Washington, DC (PRWEB) July 24, 2012
As new details continue to emerge in the tragic shooting at the premier of the Dark Knight Rises, they seem to raise more questions than answers. Despite the tremendous amount of evidence that appears to implicate James Holmes in the murder of 12 innocent people, he is still entitled to a sound defense and a trial in front of a jury of his peers. According to Washington DC criminal lawyer Shawn Sukumar, the task of handling such a public defense will be a difficult one for whichever lawyer works on Holmes’ behalf. While the defense might consider an insanity plea, it may not be that easy.
“One of the things that the defense will have to consider is the insanity defense,” says Sukumar, “but the problem with the insanity defense is that they are extremely hard to establish. There’s a myth that anyone can raise an insanity defense and avoid prosecution, but that is simply not true. The standard for insanity is very high. You have to show that the person had no ability to establish that what he was doing was wrong. If they try to raise an insanity defense, they are going to have a pretty tough time with it.”
According to CNN, Holmes was apprehended by police shortly after a shooting spree at a crowded movie theatre left 12 people dead and many other injured. He was allegedly found in the parking lot behind the theatre with weapons on him, and was arrested without putting up much of a fight or resisting arrest.

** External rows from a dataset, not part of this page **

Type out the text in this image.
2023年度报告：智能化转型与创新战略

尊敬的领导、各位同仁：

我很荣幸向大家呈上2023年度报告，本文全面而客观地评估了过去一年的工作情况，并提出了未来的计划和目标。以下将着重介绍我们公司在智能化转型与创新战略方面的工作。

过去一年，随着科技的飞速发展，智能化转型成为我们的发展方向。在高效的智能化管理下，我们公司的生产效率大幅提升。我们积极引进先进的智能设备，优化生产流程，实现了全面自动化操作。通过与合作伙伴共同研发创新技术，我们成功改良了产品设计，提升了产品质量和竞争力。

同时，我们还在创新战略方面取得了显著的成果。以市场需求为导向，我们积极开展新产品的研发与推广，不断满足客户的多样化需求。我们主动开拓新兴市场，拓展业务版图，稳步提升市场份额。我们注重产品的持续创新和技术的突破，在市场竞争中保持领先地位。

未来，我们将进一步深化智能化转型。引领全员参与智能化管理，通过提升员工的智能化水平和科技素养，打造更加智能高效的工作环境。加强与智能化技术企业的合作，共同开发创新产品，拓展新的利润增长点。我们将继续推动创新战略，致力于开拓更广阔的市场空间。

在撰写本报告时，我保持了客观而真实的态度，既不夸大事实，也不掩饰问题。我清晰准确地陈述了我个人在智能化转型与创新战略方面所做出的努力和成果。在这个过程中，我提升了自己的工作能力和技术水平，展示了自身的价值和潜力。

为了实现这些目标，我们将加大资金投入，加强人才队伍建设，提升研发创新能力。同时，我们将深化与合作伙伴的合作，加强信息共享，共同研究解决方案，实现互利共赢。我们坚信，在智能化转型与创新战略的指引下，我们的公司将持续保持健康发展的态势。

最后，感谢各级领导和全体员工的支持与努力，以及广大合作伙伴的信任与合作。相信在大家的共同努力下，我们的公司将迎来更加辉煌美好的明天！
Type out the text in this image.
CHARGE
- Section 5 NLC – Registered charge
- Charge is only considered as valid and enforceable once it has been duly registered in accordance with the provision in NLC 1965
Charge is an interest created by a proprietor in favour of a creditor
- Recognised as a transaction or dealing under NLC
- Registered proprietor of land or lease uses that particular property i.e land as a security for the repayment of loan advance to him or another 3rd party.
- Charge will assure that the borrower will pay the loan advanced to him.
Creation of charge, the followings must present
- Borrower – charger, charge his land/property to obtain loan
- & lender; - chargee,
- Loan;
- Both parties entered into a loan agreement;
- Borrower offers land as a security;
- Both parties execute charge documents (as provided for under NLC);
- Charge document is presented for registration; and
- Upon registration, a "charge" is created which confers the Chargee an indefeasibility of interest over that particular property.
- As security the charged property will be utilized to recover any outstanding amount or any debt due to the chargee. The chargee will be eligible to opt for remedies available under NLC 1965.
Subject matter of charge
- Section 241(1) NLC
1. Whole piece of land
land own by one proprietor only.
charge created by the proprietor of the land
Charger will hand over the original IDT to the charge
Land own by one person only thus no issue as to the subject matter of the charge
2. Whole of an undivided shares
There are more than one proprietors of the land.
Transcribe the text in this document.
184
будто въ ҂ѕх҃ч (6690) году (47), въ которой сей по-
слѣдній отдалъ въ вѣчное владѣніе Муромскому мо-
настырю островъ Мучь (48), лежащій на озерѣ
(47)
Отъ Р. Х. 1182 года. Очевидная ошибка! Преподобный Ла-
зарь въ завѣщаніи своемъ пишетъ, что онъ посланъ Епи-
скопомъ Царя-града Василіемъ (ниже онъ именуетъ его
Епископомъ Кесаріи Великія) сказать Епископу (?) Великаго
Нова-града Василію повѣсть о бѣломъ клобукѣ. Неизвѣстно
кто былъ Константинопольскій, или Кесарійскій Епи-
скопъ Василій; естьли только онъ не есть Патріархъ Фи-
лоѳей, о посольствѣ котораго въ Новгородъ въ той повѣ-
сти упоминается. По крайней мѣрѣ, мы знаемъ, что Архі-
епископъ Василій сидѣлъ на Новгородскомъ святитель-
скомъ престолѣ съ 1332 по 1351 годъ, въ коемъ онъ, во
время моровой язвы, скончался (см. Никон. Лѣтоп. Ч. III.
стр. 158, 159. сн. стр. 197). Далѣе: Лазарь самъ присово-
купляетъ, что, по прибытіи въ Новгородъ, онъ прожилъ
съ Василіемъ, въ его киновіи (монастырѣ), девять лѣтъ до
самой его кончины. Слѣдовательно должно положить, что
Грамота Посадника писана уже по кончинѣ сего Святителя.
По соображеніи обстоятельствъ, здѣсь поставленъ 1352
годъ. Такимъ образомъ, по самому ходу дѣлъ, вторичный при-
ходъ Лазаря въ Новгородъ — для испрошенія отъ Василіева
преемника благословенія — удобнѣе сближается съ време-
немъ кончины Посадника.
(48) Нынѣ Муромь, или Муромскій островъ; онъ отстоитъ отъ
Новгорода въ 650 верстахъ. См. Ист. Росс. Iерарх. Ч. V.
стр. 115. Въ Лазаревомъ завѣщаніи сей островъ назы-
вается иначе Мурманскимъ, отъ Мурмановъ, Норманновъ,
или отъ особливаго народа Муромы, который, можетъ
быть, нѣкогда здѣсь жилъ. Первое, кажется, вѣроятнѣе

Holmes then allegedly made reference to a number of improvised explosive devices that he had at his apartment. Police evacuated the building and allegedly found a number of explosives in his apartment, many that were rigged to go off if someone were to enter the premises without being aware of such dangers.
Between the allegedly booby trapped apartment that he left behind, and the tremendous amount of care Holmes took to protect himself from police gunfire that would never come, it is certainly reasonable to believe that the murders that Holmes allegedly committed were premeditated and planned ahead of time.
“It’s going to be a death penalty case,” says Sukumar, “with this number of people killed, and with this level of what appears to be premeditation. The body armor that he was wearing show premeditation. That shows that he knew what was going to happen, and that he may get fired back upon by police. Also considering what he allegedly had back at his apartment, booby traps and bombs that were set to detonate when someone went in. With all that has come back so far, the defense is going to have a tough time pushing back against the premeditation argument.”
Every defendant is guaranteed a trial and a defense against the charges they face. But some defenses are inarguably harder to organize than others for the attorneys that will ultimately handle them.